I love so many fields of medicine, from pediatrics to oncology and women’s health and obstetrics to anesthesiology.  At the end of the day, though, my greatest wish is to help people through their own healthcare journeys and to be a compassionate, caring, and present caregiver in the process.  I eventually declared a major in Health Sciences Pre-Med to give me a solid foundation in both the physical and biological sciences as well as public health, sports medicine, pathophysiology, immunology, pharmacology, epidemiology, and ethics to help me develop a broad base of knowledge that can be applied to working in everything from a private or rural medical practice to a large urban hospital setting in the future as well as a critical introduction to the administrative side of healthcare. I then declared my minor in Integrative Approaches to Health and Wellness which is a special undergraduate level minor offered directly through The Ohio State University College of Medicine and it beautifully aligns with my desire to practice medicine with a whole body and mind approach as well as examining the psychological aspects of patient experiences and pain conditions.  In March, I was given the wonderful opportunity to join OhioHealth’s Riverside Methodist Hospital Patient Support Assistant team, where I now serve as a part-time night shift PSA on the Medical Surgical patient floors, which continues to give me an amazing experience and insight into direct patient care with a vast array of patient populations including but not limited to Covid-19, diabetic, nephrology, oncology, dementia, wound healing, and general pre-operative patients as well as the general operations of a large hospital environment. I have also gained an incredible level of respect for our ICU frontline healthcare workers through my own experiences caring for Covid-19 isolation patients on our floor.

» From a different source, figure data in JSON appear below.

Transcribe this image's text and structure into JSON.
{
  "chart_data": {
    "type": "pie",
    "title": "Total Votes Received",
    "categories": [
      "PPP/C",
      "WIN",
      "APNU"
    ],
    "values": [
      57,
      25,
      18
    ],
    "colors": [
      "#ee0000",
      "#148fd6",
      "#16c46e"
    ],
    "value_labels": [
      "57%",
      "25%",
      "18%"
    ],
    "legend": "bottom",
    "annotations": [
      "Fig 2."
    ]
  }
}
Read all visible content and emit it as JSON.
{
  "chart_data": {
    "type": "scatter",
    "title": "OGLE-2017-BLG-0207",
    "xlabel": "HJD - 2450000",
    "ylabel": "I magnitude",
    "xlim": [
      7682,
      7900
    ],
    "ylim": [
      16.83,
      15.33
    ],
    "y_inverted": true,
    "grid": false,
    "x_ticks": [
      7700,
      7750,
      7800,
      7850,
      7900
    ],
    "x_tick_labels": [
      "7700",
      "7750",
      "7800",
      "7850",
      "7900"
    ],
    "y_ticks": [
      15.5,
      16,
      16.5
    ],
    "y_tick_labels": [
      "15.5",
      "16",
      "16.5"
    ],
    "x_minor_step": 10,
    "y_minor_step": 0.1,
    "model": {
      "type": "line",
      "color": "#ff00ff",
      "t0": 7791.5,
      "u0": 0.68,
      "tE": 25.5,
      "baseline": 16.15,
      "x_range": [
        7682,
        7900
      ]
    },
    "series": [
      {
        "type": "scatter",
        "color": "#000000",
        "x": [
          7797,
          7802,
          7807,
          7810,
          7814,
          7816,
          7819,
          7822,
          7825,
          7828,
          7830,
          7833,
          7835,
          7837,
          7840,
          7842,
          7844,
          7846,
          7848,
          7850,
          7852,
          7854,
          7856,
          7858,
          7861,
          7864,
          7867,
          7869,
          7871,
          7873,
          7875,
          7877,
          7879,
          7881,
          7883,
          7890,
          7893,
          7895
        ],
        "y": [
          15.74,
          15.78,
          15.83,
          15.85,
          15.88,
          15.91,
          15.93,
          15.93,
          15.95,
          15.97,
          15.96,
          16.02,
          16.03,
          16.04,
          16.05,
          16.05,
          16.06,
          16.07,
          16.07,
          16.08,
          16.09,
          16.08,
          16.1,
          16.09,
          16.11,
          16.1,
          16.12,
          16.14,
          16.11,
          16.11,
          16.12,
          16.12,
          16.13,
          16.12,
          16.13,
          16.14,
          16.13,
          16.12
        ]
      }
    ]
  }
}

Despite our incredibly difficult and isolating year as college students, I somehow managed to still find my why in the most challenging of times as God guided me through my own medical experience yet again that reminded me why. Why I want to be in medicine, why I believe in being a fully present healthcare provider, and why I have been given the amazing opportunity to be a University Honors Pre-Med student at The Ohio State University.